Je pense qu’il est difficile d’expliquer votre cuisine avec des mots. Mais je pense que chacun a quelque chose qui lui est propre.

Oui, c’est très difficile. C’est difficile de décrire en un seul mot.

Qu’est-ce qui vous semble le plus important quand vous concevez un menu?

C’est l’approche qui compte. Par exemple, la transition de l’entrée au poisson, du poisson à la viande. Au total, ça doit être un flot continu. Je me mets à la place du client et essaie d’imaginer ce que ça donnerait de manger ceci ou cela. C’est dans ce cadre-là que je réfléchis. Et bien sûr en communiquant avec les clients. Qu’il y ait quelque chose de spécial ou pas, ça n’existe qu’en moi. Si ça peut devenir ma personnalité, ça me va.

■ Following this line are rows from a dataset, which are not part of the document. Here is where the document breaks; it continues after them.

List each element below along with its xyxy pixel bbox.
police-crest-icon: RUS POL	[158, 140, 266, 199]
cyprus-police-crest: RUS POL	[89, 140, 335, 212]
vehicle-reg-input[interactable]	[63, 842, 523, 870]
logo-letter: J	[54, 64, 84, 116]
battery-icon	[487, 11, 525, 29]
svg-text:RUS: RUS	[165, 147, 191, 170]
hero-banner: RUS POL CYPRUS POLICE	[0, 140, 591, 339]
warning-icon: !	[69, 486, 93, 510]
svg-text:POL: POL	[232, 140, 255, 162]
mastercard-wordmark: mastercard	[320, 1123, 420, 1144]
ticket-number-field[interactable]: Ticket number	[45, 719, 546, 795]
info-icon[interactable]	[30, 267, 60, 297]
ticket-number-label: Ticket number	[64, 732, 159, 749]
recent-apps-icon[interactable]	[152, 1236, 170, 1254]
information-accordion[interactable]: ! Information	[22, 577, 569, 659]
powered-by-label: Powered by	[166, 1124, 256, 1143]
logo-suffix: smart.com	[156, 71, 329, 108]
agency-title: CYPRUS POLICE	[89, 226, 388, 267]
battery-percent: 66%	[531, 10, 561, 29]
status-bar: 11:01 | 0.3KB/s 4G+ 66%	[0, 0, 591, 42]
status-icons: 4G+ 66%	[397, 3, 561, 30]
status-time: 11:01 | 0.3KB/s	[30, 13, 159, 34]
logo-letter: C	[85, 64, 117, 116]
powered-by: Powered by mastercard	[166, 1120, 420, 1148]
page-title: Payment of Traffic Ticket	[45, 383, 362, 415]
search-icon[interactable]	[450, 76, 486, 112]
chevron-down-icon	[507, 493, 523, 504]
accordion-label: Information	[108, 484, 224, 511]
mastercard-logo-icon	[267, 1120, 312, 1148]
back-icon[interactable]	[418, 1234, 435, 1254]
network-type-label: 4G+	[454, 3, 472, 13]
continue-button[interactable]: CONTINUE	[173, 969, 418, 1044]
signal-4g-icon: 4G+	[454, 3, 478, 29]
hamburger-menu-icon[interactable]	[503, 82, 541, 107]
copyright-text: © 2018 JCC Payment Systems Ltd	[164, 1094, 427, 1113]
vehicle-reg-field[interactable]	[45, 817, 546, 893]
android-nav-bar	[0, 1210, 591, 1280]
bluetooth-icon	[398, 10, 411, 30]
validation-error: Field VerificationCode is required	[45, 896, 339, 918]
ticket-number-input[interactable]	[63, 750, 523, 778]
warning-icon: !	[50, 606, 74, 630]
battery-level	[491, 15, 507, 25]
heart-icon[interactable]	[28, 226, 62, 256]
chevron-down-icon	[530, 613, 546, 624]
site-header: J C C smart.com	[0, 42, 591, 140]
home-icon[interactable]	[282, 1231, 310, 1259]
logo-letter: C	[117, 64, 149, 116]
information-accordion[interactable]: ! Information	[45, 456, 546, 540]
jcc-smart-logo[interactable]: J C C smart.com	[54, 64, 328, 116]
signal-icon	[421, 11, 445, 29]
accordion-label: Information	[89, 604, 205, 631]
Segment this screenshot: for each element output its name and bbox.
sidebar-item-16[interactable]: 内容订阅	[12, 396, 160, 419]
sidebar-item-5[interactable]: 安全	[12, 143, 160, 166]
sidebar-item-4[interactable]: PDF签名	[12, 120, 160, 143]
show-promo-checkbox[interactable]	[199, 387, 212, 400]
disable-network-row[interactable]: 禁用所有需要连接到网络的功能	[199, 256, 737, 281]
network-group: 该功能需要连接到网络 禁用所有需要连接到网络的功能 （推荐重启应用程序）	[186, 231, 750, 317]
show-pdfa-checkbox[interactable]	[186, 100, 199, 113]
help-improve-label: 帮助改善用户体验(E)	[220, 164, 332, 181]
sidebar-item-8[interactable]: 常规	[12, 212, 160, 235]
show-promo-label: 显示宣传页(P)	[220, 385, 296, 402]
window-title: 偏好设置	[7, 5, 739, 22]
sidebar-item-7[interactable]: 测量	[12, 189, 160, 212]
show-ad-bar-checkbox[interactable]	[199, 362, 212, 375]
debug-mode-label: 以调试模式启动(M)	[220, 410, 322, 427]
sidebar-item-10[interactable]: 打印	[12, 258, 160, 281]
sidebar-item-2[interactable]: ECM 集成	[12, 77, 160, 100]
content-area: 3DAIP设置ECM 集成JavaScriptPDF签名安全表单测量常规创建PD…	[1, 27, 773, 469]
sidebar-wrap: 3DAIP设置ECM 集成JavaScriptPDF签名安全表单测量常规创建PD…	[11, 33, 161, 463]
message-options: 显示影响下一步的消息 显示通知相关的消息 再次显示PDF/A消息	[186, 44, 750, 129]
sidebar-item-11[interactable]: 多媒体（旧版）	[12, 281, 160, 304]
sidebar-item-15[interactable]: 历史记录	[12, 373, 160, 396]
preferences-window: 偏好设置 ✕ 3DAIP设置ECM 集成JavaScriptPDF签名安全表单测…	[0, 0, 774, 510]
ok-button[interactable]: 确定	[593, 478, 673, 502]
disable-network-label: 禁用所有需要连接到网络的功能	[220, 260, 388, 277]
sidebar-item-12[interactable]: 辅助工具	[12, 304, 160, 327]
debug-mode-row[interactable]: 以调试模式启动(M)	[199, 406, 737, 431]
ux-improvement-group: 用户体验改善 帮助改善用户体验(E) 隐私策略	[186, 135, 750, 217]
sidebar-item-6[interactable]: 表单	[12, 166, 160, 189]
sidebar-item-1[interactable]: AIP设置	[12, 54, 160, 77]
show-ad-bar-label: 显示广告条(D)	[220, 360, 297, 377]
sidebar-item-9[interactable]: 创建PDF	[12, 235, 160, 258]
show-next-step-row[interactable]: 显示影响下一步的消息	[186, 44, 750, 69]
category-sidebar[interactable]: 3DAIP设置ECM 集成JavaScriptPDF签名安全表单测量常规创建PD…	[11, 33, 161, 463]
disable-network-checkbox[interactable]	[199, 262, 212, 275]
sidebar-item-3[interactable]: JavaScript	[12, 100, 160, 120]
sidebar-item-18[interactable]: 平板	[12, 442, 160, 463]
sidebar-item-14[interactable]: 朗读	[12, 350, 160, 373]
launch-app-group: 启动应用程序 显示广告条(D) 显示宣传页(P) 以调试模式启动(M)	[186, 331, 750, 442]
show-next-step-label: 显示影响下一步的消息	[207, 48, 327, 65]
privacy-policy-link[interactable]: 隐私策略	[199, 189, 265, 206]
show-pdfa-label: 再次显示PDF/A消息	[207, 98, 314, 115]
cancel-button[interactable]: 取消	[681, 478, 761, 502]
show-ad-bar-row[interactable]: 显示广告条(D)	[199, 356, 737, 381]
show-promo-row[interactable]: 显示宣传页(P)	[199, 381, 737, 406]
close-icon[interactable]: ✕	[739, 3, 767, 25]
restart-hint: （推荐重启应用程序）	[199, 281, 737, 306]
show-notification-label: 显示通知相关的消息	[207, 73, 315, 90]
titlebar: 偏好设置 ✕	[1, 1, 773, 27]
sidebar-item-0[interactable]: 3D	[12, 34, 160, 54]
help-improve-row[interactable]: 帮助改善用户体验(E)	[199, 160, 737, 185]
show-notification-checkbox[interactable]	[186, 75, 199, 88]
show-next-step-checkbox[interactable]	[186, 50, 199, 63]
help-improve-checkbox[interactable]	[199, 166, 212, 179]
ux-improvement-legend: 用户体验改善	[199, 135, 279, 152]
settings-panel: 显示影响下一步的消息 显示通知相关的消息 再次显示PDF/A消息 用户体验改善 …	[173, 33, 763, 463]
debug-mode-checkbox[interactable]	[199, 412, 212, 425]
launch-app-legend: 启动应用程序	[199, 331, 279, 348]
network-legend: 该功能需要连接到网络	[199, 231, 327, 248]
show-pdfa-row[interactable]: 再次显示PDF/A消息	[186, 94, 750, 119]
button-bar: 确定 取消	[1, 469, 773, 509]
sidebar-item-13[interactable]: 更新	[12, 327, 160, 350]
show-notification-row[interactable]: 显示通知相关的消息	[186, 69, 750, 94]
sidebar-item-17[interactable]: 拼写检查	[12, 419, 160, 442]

Quelle est votre personnage?

Eh bien, c’est ma cuisine. Ce que je fais, c’est ma cuisine, donc je crois que c’est tout ce que je suis. Rien de plus. Je touche tout ce que je sers. C’est une facette de mon mode de vie, donc la façon dont je pense se traduit dans ma cuisine. Je pense que ma cuisine est tout ce que je suis.

A certains moments, la réaction du client peut être différente de ce que vous attendiez. A quel moment vous sentez-vous le plus heureux?

Je crois que quelque soit ce que le client ressente, ça me convient. Je suis content quand quelque chose a été transmis. Ce n’est peut-être pas une sensation étourdissante, mais quand les gens ressentent quelque chose juste à la vue de quelque chose que j’ai préparé, même si c’est différent de ce que je ressens moi, je suis content. Tant qu’ils sont contents, eux.

Je crois que ce que vous voulez que vos clients retiennent, ce n’est pas combien d’heures vous avez passées à préparer un plat, ou combien d’ingrédients vous avez utilisés. Que voulez-vous qu’ils comprennent?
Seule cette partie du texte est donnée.